Investment fund fraud: SEC v. Abatement Corp. Holding Company Limited, Civil Action No. 1:14-cv-2336 (S.D. Fla. Filed September 10, 2014) is an action against the company which was operated by the now deceased Joseph Laurer. Beginning in 2004 Mr. Laurer raised about $4.6 million from 50 investors. The funds were to be put in Abatement Corp. and invested in high grade corporate bonds. Investors were told they were guaranteed against loss by either the FDIC or SIPIC. By 2007 the fund became a pure Ponzi scheme. At the time of Mr. Laurer’s death earlier this year about $900,000 remained in the corporate bank account. The complaint alleges violations of each subsection of Securities Act Section 17(a) and Exchange Act Section 10(b). The Court granted a freeze order. The case is pending. See Lit. Rel. No. 23085 (Sep. 16, 2014).


Misleading advertising: The Australia Securities and Investment Commission fined Invast Financial Services Pty, Ltd. $20,400 for misleading advertising.

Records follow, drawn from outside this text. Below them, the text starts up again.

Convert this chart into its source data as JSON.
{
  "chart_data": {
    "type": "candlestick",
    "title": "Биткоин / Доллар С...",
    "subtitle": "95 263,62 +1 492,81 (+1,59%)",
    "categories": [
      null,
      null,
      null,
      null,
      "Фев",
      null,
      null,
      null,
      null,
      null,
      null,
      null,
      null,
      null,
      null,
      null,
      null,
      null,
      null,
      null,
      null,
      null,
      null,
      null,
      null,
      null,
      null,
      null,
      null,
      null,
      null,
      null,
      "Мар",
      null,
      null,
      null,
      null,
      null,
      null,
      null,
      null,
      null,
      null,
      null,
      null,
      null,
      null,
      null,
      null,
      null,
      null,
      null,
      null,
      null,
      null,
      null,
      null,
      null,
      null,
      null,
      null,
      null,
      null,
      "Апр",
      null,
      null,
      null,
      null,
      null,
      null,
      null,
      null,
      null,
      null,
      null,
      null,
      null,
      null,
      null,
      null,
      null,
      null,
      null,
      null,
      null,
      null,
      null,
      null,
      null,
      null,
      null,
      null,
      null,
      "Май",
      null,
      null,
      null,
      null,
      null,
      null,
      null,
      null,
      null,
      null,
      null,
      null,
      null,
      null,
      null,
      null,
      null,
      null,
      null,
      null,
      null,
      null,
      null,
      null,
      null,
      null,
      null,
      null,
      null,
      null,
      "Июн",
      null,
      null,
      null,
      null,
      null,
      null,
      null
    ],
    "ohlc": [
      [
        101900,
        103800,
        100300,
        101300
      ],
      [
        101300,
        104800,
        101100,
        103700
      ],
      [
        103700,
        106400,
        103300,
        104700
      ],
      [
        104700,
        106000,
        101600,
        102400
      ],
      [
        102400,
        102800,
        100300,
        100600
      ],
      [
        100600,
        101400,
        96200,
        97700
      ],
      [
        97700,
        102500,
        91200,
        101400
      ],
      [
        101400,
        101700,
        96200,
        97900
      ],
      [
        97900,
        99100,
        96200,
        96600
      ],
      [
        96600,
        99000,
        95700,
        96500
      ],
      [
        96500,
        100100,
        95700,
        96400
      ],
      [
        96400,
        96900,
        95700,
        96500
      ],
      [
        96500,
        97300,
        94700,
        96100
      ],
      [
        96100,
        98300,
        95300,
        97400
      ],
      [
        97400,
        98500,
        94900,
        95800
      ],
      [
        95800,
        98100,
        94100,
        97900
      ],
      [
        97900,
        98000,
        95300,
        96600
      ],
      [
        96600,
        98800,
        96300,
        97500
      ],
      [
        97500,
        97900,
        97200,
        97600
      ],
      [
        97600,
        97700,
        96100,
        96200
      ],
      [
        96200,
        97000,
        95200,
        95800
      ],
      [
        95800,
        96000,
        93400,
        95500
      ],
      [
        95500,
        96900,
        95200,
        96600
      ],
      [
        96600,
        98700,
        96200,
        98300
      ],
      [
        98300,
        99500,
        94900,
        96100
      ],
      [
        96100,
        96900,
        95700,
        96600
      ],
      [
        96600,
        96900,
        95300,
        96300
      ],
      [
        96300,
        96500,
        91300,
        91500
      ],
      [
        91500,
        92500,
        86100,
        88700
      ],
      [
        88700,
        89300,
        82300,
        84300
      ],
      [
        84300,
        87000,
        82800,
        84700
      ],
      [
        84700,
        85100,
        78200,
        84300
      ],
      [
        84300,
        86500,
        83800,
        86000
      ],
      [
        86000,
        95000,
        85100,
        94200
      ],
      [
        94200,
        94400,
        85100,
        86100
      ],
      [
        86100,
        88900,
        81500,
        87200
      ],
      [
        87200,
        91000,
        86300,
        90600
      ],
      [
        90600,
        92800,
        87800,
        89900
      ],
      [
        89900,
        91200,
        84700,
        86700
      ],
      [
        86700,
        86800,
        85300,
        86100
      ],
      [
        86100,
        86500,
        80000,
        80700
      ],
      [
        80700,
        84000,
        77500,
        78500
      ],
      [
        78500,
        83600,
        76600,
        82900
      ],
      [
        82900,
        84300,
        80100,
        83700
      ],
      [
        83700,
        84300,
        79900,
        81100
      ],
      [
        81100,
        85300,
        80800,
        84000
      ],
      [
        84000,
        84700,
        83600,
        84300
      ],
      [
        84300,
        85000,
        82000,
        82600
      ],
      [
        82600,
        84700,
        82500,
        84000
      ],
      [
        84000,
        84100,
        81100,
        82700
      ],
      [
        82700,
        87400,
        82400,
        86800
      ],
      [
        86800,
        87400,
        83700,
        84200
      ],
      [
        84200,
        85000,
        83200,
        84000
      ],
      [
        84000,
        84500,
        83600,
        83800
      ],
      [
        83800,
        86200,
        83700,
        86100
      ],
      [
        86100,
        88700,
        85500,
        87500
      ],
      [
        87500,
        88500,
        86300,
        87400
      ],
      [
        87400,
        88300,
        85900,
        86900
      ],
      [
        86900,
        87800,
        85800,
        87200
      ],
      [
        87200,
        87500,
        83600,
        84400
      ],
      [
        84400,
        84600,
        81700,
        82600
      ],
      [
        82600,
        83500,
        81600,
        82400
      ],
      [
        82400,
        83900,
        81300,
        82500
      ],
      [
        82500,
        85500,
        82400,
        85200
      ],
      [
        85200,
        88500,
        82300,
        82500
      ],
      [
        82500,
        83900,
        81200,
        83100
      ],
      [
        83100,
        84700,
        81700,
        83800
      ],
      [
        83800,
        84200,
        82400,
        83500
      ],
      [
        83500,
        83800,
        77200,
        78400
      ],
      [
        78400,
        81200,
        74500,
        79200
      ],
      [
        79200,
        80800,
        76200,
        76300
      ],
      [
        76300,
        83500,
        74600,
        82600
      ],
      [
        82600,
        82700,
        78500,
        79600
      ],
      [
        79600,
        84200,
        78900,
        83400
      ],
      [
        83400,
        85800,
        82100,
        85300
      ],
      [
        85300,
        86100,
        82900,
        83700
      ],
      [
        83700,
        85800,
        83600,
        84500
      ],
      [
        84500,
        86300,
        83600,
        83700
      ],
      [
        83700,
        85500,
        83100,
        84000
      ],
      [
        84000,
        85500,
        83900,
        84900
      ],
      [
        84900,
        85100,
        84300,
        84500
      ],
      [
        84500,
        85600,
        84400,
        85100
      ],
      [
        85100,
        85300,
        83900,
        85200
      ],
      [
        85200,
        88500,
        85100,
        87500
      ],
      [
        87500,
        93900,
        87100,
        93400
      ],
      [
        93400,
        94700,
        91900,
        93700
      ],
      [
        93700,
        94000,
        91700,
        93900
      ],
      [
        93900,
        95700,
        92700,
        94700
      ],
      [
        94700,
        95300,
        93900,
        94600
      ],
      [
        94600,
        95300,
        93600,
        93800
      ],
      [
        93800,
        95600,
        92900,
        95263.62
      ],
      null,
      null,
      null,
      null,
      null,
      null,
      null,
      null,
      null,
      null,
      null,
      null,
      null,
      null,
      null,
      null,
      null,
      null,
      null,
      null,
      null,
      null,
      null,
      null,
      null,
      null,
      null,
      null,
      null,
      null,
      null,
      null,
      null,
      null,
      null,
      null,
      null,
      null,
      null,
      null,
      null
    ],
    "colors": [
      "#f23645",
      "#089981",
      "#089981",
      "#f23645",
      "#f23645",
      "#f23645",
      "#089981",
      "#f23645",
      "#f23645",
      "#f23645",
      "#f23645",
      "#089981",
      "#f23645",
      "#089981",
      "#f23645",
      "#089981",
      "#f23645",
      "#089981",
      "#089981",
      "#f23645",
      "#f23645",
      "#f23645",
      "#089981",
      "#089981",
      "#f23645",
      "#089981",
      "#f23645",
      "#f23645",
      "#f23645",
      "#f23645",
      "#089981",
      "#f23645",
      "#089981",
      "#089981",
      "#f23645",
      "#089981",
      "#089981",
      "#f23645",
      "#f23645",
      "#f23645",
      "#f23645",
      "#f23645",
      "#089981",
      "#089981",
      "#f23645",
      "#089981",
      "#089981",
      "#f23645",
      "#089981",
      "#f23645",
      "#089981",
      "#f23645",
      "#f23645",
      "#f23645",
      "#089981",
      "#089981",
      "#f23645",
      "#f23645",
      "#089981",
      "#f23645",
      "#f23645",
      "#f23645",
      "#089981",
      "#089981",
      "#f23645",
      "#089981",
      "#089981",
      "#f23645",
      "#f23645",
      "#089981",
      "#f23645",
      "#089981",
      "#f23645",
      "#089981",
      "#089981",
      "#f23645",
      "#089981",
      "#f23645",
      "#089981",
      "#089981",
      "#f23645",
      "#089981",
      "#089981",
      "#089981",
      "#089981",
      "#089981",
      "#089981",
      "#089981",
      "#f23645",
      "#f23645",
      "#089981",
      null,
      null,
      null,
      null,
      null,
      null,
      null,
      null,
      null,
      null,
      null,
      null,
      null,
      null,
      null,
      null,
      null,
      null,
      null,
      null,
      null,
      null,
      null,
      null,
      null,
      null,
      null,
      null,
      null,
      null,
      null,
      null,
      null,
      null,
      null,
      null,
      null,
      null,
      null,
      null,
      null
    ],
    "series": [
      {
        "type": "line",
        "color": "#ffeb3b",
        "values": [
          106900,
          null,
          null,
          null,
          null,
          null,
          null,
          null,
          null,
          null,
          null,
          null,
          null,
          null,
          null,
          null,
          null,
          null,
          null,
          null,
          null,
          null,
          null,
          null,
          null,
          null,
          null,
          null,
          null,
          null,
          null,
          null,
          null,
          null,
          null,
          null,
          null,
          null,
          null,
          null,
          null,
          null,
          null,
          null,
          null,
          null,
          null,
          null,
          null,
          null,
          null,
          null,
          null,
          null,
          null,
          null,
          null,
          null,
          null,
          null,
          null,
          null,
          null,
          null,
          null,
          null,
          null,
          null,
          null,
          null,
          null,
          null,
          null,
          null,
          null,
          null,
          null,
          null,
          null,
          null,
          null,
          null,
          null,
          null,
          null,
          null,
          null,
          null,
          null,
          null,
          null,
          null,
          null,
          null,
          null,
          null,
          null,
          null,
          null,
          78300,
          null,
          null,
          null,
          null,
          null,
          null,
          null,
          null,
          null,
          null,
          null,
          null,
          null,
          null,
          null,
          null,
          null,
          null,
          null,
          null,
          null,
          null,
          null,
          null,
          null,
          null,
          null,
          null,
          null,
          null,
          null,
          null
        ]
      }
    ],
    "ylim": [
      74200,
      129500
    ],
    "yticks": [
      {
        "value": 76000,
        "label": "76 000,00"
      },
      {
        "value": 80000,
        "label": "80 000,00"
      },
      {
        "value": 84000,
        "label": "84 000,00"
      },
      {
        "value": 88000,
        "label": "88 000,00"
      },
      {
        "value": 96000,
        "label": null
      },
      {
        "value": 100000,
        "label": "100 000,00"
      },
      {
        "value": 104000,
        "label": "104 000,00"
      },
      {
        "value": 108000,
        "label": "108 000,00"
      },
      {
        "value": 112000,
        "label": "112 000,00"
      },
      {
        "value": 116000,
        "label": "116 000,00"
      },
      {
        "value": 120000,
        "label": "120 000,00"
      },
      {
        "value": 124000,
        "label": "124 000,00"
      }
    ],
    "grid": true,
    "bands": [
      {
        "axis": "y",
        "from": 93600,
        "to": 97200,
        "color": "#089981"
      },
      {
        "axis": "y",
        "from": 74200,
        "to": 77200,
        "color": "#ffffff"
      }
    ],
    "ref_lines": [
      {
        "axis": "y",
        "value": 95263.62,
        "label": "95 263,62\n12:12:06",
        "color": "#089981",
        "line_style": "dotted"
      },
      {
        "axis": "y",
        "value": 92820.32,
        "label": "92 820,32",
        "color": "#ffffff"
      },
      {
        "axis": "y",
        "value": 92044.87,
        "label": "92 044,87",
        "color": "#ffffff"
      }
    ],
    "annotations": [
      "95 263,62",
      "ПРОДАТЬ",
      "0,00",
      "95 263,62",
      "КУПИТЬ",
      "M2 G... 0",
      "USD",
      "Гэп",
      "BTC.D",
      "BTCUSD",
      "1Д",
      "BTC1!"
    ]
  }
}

The advertising suggested that investors could engage in risk free trading on a firm platform that was actually a demonstration; that a firm site regarding Forex trading improperly suggested that the investor was actually buying or selling the underlying asset; and that a firm e-mail regarding FX and derivatives stating that they were low risk was incorrect in view of the disclaimer which stated they were actually high risk.

Alert: The ASIC issued an alert warning consumers about a fake website promoting foreign exchange broker First Forex.

Hong Kong

Due diligence: The Securities and Futures Commission withdrew approval for Eric Shum Kam Chi to act as a responsible officer of Sun Hung Kai International Ltd. for three years. The action was taken because he failed to properly supervise the examination regarding Sino-Life Group Ltd. for listing on the Growth Enterprise Market of the Stock Exchange of Hong Kong Limited. In conducting the inquiry he failed to determine the accuracy and completeness of the financial information, determine the existence of various encumbrances, properly assess the business of a subsidiary and determine if the firm kept proper books and records. Although he knew that information was only selectively disclosed in the application he executed it.

United Kingdom

Conflicts: The Financial Conduct Authority banned and fined Peter Carron, formerly a senior partner at St. James’s Place Wealth Management Plc. £300,000. The FCA determined that he advised 11 clients to invest a total of £2.4 million in three companies of which he was a director and majority shareholder without adequately disclosing this fact to them. The clients lost about £2.2 million when the companies went into liquidation. The firm subsequently paid the clients about £1.9 million.